João Doria, pré-candidato a presidente da República

Isolado após PSDB, MDB e Cidadania escolherem a senadora Simone Tebet (MSB-MS) como virtual pré-candidata a presidente da terceira via , o ex-governador João Doria (SP) deve fazer um recuo estratégico nas próximas semanas. A informação circula entre aliados do paulista sob o argumento de que é hora de submergir e jogar pressão sobre Tebet, cuja pré-candidatura, assim como a de Doria, também enfrenta questionamentos no seu próprio partido.

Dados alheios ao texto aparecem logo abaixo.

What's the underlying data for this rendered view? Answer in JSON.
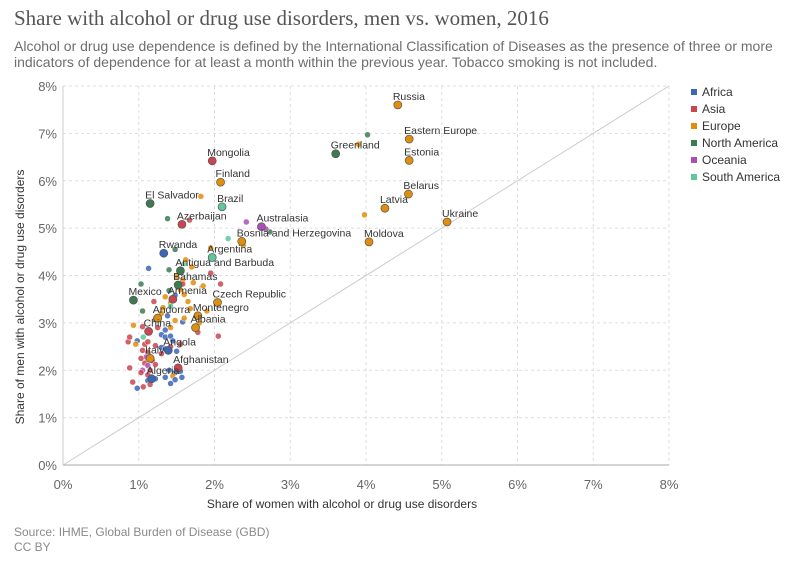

Segundo pessoas próximas ao ex-governador, a aposta é que Tebet , desconhecida da maior parte do eleitorado, terá dificuldade de se viabilizar antes do fim de agosto, quando começa a propaganda eleitoral gratuita no rádio e na TV. Até agora, a senadora não passou de 1% nas pesquisas de opinião, enquanto Doria aparece com 3%, segundo o último levantamento do Datafolha.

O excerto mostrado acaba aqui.